Strengthening growth more generally
It is first and foremost of importance - not only for Wallonia and Brussels, but also for Flanders - to boost economic growth itself in a more sustainable way. First, given the still high levels of inactivity and remaining unemployment, this growth must be as inclusive as possible and preferably translate into further employment growth in order to further increase the employment rate. This requires additional reform measures that reduce the remaining (functional and regional) mismatch in the labour market. There is also a need for a more flexible labour market so that companies can effectively seize the opportunities of a rapidly changing economy (think of digitalisation and greening). Furthermore, cost competitiveness must be safeguarded for companies to avoid that in certain (industrial) sectors the further growth of activity would be based on "perverse" (i.e., labour-saving) productivity gains.
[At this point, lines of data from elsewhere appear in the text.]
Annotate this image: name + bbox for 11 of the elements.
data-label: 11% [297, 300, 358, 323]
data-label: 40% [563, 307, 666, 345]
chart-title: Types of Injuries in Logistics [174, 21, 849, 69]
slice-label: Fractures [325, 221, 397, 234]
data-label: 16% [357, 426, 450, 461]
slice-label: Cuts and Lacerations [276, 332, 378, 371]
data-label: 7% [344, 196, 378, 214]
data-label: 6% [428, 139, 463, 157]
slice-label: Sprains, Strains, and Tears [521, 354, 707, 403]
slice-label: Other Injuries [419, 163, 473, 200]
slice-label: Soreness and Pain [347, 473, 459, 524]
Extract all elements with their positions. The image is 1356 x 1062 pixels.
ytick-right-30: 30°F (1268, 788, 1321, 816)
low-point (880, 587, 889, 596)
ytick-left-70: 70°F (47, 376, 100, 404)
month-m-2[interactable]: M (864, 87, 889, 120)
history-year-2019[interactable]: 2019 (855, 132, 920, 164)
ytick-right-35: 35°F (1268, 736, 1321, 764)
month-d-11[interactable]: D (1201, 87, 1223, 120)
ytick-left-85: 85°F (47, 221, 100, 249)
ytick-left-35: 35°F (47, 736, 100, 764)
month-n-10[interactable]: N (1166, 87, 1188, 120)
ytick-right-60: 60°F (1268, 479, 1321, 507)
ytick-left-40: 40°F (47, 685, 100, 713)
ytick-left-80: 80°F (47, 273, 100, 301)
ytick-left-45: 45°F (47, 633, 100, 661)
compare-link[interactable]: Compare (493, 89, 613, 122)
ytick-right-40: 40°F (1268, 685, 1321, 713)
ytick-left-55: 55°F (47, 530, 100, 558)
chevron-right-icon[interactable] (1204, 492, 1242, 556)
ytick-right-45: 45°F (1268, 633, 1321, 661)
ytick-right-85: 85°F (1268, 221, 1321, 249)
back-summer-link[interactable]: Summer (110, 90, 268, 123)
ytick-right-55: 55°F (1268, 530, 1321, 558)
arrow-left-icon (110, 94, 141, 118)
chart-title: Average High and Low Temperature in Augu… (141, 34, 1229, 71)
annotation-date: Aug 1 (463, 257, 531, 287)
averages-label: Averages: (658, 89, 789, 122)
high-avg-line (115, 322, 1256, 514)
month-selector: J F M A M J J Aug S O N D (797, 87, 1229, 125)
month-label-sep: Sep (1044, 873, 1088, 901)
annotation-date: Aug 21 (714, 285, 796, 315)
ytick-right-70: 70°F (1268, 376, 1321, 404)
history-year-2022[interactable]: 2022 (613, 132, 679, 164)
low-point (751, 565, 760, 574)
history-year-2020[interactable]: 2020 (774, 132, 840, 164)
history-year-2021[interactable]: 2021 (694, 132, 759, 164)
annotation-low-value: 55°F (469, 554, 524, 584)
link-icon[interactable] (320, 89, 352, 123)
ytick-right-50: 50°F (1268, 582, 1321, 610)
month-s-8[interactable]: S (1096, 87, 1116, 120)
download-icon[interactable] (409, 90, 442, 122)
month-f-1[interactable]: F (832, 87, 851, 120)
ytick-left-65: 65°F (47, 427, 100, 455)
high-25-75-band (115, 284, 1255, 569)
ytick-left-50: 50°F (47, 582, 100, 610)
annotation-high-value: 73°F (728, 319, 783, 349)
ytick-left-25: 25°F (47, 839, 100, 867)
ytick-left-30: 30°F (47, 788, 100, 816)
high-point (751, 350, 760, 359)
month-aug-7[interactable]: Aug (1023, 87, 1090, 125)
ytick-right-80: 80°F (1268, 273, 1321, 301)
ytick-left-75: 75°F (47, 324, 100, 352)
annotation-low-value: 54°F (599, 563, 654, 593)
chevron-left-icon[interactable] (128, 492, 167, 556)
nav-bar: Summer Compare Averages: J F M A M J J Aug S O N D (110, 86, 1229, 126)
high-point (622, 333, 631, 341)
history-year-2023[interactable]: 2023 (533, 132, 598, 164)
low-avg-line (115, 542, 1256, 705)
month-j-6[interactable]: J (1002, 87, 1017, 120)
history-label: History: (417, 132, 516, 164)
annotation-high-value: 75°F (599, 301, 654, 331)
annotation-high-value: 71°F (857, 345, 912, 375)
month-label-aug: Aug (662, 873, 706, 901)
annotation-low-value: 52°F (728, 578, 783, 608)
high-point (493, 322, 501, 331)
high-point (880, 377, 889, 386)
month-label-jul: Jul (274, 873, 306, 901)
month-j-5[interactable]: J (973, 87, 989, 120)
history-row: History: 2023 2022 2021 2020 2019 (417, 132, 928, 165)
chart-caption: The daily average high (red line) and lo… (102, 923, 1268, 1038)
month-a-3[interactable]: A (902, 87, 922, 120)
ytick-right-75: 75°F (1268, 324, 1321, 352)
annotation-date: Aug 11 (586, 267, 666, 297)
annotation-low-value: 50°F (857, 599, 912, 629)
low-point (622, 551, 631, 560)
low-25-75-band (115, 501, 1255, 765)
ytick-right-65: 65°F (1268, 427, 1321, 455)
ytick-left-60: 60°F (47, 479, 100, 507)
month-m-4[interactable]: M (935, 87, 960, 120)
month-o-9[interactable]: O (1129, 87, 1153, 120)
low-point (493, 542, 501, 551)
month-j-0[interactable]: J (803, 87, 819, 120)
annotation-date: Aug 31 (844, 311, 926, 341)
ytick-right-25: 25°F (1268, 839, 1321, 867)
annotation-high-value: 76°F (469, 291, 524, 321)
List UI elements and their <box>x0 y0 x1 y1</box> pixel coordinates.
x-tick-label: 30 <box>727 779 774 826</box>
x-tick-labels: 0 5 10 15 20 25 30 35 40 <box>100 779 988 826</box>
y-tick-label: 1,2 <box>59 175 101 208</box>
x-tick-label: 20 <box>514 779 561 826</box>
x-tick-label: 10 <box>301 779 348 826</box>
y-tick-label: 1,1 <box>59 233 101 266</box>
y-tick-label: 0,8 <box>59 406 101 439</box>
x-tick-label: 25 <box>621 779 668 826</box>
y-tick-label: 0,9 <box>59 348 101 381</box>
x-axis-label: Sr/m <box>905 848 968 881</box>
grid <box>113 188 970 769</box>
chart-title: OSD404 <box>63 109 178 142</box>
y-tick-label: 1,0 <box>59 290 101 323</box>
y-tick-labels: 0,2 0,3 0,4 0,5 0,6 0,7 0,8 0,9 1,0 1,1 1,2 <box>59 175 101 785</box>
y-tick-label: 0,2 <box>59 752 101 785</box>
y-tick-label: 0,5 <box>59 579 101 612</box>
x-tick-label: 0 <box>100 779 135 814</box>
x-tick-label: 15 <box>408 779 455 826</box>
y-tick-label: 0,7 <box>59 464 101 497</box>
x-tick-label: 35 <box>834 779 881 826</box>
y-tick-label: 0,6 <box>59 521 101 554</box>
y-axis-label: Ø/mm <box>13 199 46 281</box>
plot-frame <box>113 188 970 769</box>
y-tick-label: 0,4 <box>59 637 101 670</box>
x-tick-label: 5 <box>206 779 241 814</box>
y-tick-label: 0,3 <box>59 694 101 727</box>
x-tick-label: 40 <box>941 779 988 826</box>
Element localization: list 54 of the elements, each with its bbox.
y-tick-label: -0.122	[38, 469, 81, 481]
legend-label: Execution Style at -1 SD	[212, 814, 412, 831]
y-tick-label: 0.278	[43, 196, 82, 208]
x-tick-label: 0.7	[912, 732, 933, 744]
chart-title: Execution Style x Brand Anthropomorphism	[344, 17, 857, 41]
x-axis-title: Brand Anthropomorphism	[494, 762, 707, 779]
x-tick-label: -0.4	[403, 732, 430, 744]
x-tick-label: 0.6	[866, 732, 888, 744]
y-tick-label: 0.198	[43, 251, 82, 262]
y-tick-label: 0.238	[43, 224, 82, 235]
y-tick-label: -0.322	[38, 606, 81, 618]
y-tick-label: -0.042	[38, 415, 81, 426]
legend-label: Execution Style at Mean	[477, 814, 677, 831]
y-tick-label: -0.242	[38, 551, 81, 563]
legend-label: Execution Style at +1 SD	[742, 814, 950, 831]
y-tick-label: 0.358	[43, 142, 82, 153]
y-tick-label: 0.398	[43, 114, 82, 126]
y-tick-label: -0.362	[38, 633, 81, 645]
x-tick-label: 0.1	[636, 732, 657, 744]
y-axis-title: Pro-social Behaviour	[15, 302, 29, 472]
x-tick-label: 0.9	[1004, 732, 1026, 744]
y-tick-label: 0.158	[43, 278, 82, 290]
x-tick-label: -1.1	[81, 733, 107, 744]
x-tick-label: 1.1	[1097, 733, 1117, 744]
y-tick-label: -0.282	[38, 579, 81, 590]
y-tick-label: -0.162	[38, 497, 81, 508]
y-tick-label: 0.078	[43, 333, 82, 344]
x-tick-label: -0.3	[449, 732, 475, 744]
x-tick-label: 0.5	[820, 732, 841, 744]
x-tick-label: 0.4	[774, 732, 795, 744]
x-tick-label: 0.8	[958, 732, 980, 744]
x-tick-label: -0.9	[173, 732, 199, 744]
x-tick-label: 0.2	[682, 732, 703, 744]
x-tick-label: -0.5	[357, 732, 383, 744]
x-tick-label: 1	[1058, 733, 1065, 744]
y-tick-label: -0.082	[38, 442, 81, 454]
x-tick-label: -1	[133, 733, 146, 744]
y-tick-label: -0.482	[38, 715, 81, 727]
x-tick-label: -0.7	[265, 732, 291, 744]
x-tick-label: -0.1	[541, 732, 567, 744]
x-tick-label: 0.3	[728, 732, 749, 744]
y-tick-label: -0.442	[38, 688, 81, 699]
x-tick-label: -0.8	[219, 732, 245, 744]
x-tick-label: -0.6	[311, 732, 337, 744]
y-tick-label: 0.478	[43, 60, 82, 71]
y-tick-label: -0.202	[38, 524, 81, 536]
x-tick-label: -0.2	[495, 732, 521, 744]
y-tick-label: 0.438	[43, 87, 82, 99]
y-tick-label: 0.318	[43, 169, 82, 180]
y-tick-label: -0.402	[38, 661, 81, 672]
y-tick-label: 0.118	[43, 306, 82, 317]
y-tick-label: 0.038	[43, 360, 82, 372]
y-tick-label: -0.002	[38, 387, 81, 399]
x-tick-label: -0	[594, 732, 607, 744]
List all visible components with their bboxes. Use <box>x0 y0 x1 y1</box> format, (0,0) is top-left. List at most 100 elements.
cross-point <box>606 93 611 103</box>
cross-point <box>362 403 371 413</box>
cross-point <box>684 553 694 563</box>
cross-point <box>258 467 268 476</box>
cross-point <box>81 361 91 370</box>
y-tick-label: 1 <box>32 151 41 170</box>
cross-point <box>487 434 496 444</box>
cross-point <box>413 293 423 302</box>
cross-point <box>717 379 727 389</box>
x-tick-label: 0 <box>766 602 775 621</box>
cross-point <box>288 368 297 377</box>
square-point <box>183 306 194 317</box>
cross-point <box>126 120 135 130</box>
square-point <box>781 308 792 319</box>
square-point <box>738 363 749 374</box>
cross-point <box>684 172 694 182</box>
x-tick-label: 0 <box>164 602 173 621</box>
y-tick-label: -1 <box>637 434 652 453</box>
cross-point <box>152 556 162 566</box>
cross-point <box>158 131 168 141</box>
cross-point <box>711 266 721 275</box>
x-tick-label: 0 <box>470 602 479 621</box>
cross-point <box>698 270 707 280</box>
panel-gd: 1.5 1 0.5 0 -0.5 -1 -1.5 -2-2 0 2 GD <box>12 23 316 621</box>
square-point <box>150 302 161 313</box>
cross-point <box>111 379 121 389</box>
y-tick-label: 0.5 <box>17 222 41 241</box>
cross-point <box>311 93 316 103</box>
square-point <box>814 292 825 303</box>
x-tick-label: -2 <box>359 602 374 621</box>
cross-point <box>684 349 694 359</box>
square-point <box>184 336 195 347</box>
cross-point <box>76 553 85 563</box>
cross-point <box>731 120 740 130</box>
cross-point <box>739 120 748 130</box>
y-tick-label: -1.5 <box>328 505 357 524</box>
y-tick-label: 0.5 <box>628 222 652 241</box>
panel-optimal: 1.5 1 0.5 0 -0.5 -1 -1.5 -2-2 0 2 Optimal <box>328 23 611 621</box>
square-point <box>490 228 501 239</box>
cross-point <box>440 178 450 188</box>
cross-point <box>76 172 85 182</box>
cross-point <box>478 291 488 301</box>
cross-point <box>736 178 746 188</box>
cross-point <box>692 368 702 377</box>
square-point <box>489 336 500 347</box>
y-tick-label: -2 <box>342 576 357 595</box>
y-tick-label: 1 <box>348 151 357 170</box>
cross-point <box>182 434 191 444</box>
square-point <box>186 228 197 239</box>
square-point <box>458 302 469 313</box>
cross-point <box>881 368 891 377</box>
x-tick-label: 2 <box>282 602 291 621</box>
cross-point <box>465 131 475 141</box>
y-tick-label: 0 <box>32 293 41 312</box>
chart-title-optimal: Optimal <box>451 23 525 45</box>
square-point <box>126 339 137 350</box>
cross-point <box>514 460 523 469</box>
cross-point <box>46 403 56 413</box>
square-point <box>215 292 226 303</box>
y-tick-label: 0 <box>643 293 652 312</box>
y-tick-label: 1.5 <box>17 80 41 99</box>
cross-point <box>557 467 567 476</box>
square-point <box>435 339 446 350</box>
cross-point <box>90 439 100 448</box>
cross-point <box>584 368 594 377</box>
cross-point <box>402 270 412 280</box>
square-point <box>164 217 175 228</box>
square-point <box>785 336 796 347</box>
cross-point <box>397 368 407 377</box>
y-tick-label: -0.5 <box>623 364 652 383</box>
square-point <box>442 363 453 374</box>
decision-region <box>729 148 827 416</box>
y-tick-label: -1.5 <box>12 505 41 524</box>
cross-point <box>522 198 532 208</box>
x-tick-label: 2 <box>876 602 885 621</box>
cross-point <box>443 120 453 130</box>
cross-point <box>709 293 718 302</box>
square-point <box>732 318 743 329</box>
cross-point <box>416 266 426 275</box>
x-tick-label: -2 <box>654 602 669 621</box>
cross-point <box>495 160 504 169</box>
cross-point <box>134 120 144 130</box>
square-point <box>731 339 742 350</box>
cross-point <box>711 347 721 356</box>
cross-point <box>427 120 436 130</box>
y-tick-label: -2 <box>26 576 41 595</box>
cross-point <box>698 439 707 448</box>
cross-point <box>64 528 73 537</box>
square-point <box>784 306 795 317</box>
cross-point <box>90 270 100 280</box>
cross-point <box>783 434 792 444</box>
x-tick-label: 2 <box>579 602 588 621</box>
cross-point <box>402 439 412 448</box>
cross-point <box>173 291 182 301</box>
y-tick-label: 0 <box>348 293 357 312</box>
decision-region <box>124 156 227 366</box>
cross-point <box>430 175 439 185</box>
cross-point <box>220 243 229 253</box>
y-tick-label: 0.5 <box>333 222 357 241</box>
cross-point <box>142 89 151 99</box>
In addition, of course, it also remains important that the further use of labour is "qualitative" and that economic growth is co-supported by innovation. After all, additional jobs that create more added value, together with innovations, ensure that “healthy” productivity growth is also boosted. Investing in good education, retraining and lifelong learning must ensure that the rapidly evolving demand for skilled labour is met. In many segments of the labour market - not just the high-skilled - there are serious shortages today, and companies are struggling to fill vacancies. An ageing population, which is also putting pressure on the working-age population, will further exacerbate this tightness.
This again emphasises the need to increase the participation rate in the population. However, while necessary, this will not completely solve the structural shortage problem. Therefore, for many sectors, more productivity-enhancing investments are needed, if they are to continue to grow. Further automation of production processes, but also new technologies (think of Artificial Intelligence) can take over labour where necessary. The higher economic growth that must be sought will therefore, in addition to making the best possible use of the potential labour reserve, also have to be accompanied by stronger productivity growth. On balance, economic growth is then likely to become less employment-intensive in the coming period, reversing the past trend.
1 See e.g. Kapsos, S. (2005), “The employment intensity of growth: Trends and macroeconomic determinants”, ILO Employment Strategy Paper no. 12, en Seyfried, W. (2008), “A cross-country analysis of the employment intensity of economic growth”, Southwest Business and Economics Journal, p. 51-61.
2 Moreover, this is a simple regression equation that does not include possible other determinants of employment growth that are independent of economic growth (e.g., increased public employment).
3 More precisely, the mathematical relationship between the two is as follows:
4 In 2022, labour productivity (value added per worker) in manufacturing (including construction) was 38% higher than in service sectors (private and public).
5 Looking a little further back in time, tertiarisation was also fuelled by targeted measures including the introduction of service vouchers at the start of the 2000s.